Reno, Nev. company pays over $80,000 for toxic chemical reporting violations
Release Date: 05/06/2008
Contact Information: Margot Perez-Sullivan, 415947.4149, firstname.lastname@example.org
SAN FRANCISCO – The U.S. Environmental Protection Agency recently reached an $80,080 settlement with a Reno, Nev. company for its failure to submit required toxic chemical reports, a violation of the Emergency Planning and Community Right-to-Know Act.
Electronic Evolution Technologies, Inc., located at 9455 Double R Road in Reno, Nev., failed to submit timely, complete, and correct reports detailing the amounts of lead processed at its facility from 2002 through 2005. EPA inspectors discovered the four violations as a result of a routine inspection in April 2007 and a follow-up investigation.
“Facilities that process particularly toxic chemicals, such as lead, must follow reporting rules to ensure area residents and emergency response personnel are informed of possible chemical hazards locally,” said Nathan Lau, Communities and Ecosystems Division Associate Director for EPA’s Pacific Southwest region. “This penalty should remind others that we are maintaining a close watch over chemical reporting practices and are serious about enforcing community right-to-know laws.”

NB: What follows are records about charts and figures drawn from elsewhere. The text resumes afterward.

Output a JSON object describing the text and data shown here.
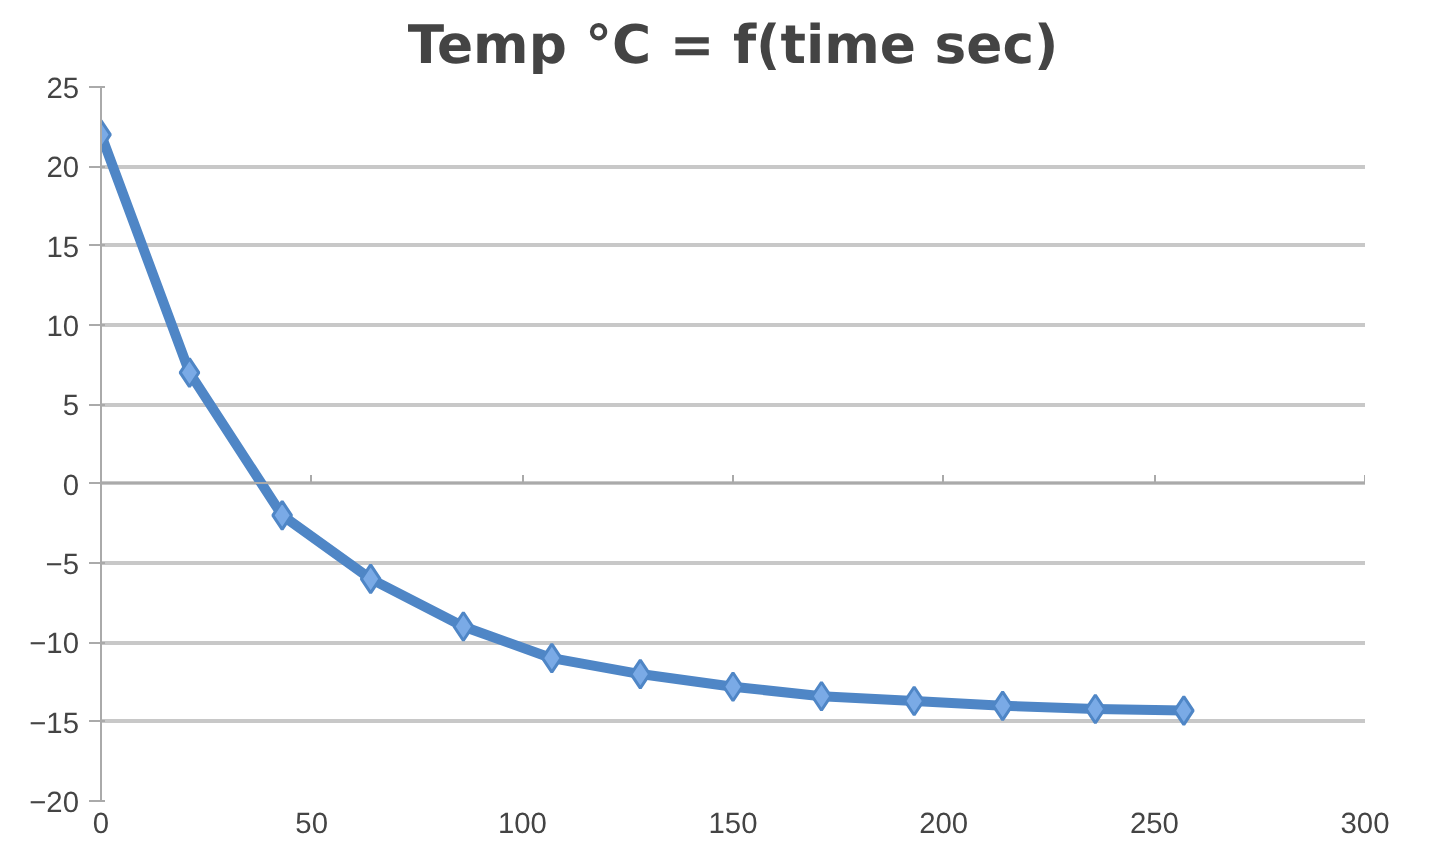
{
  "chart_data": {
    "type": "line",
    "title": "Temp °C = f(time sec)",
    "x": [
      0,
      21,
      43,
      64,
      86,
      107,
      128,
      150,
      171,
      193,
      214,
      236,
      257
    ],
    "series": [
      {
        "color": "#4f86c6",
        "values": [
          22,
          7,
          -2,
          -6,
          -9,
          -11,
          -12,
          -12.8,
          -13.4,
          -13.7,
          -14,
          -14.2,
          -14.3
        ]
      }
    ],
    "xlim": [
      0,
      300
    ],
    "xticks": [
      0,
      50,
      100,
      150,
      200,
      250,
      300
    ],
    "ylim": [
      -20,
      25
    ],
    "yticks": [
      -20,
      -15,
      -10,
      -5,
      0,
      5,
      10,
      15,
      20,
      25
    ],
    "grid": "y",
    "marker": "diamond",
    "line_style": "solid"
  }
}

Federal community right-to-know laws require facilities processing, manufacturing, or otherwise using more than 100 pounds of lead to report releases of this highly toxic chemical on an annual basis to the EPA and the state. Although Electronic Evolution Technologies exceeded these thresholds from 2002 through 2005, it failed to submit reports to the agency for any of those years.
The facility uses lead in connection with its manufacturing of printed circuit boards. Although the facility’s operations did not release lead into the environment, it was still required to report lead processing to the EPA because the facility was over the applicable reporting threshold.
Exposure to lead may result in high blood pressure, digestive problems, muscle and joint pain, nerve disorders, memory and concentration problems, increased chance of illness during pregnancy, and harm to a fetus, including brain damage or death. Exposure to even low levels of lead can severely harm children under the age of six.
Each year, the EPA compiles the information submitted to it from the previous year regarding toxic chemical releases and produces a national Toxics Release Inventory database for public availability. This TRI database estimates the amounts of each toxic chemical released to the environment, treated or recycled on-site, or transferred off-site for waste management, and also provides a trend analysis of toxic chemical releases.